História de um torcedor do Náutico transtornado após a “Batalha dos Aflitos”, em 2005. Foto: Bobby Fabisak/JC Imagem/via UOL

História de um torcedor do Náutico transtornado após a “Batalha dos Aflitos”, em 2005. Foto: Bobby Fabisak/JC Imagem/via UOL

Escrevo este texto em Recife, a capital dos pernambucanos, de onde narrei o empate em 1 a 1, entre Náutico e ABC, pela série C do Campeonato Brasileiro. Enquanto preparava meus alfarrábios para a transmissão, procurava com os colegas no Estádio dos Aflitos lembranças sobre a fatídica derrota para o Grêmio, em 2005, no jogo conhecido como “Batalha dos Aflitos”. Como toda resenha traz grandes histórias, aqui divido uma delas com os amigos do Terceiro Tempo.

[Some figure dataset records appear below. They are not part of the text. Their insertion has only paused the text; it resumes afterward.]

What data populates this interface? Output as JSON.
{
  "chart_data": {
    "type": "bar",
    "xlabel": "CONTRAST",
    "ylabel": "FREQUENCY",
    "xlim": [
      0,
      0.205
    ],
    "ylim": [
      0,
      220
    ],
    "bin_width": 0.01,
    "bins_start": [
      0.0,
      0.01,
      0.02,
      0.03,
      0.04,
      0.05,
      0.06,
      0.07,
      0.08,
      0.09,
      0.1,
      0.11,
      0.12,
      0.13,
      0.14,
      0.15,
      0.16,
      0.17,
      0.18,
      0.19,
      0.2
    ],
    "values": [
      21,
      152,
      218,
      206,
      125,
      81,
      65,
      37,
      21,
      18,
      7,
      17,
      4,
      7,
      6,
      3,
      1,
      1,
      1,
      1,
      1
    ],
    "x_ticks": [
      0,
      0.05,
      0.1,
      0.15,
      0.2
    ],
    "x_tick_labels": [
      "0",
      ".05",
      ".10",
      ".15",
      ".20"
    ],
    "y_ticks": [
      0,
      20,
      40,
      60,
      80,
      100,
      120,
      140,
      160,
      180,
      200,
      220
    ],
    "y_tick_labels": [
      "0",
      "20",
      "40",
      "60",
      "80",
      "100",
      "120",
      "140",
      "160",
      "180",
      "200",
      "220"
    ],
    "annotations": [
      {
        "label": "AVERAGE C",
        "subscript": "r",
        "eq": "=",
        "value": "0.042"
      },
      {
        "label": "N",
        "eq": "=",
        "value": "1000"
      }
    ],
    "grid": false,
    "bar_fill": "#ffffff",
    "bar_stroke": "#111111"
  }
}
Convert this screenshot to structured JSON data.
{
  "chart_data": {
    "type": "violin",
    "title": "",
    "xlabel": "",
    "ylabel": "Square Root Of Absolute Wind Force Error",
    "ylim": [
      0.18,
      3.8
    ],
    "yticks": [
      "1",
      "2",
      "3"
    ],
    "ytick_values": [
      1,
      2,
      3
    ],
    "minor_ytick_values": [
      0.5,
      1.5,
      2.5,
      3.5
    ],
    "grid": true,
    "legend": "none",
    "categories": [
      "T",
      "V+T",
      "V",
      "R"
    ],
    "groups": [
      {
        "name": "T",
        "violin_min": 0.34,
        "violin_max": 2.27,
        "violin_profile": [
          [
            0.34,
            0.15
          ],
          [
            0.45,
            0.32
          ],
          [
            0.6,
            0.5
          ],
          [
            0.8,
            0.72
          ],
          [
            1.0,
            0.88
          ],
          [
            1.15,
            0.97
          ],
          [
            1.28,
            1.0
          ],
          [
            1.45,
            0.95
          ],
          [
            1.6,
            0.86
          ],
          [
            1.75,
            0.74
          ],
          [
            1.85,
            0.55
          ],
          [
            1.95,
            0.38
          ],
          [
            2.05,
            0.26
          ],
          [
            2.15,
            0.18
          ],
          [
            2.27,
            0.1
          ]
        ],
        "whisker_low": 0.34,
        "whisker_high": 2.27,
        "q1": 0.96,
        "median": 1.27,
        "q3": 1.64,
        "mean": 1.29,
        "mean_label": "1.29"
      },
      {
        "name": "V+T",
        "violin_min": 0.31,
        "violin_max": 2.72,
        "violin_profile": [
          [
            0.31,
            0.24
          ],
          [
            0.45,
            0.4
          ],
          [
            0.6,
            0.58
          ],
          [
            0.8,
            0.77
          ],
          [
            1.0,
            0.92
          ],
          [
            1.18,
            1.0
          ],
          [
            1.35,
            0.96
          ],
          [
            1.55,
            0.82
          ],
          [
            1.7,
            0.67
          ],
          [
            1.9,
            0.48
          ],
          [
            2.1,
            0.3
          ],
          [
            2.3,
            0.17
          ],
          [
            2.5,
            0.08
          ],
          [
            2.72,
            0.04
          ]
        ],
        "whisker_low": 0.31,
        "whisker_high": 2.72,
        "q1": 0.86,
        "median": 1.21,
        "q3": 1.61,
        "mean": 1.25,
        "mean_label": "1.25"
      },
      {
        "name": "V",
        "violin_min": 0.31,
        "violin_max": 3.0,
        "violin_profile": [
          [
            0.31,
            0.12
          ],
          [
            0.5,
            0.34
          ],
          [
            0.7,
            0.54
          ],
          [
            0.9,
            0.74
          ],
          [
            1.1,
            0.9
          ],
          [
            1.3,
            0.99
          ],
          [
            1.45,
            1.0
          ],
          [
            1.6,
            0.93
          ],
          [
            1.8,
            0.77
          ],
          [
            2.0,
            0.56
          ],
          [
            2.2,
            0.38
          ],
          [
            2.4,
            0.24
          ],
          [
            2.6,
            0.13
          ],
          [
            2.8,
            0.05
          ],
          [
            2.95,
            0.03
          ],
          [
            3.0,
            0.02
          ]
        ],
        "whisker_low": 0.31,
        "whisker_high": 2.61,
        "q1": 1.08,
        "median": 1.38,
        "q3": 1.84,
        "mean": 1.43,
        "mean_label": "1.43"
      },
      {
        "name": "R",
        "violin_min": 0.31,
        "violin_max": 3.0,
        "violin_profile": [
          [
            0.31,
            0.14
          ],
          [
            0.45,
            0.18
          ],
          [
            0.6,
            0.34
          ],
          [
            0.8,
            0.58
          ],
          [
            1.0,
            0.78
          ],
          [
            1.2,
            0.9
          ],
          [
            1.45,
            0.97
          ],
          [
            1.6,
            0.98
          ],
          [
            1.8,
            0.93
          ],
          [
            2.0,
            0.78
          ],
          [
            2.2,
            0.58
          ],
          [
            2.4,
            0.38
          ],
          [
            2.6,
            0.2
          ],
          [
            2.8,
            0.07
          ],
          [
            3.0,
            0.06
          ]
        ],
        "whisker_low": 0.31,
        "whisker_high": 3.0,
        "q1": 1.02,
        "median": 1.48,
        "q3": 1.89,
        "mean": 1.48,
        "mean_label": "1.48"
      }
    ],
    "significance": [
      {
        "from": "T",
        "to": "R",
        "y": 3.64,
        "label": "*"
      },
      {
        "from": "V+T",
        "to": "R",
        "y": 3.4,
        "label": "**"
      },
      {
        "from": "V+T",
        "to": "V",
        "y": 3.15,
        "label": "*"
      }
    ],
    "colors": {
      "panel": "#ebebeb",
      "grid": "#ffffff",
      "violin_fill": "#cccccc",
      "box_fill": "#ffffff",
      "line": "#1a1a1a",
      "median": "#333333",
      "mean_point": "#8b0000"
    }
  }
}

Jorge é “timbu” adoentado de tanta paixão; do alto dos seus 52 anos, vivera grandes triunfos e derrotas desanimadoras, principalmente nos dias atuais. Nenhum outro cotejo, no entanto, era tão esperado quanto aquele de 26 de novembro, 14 anos atrás. Era a rodada final da Série B naquele ano e o Náutico estava a um ponto do rival Santa Cruz (6), que era o segundo colocado. Apenas os dois melhores voltariam à elite do Brasileirão naquele ano e o Grêmio, líder, com nove pontos, era o adversário do alvirrubro. A chance de retornar à “Primeira Divisão” após 11 anos era vencer o tricolor gaúcho. Tinha que ser naquele sábado.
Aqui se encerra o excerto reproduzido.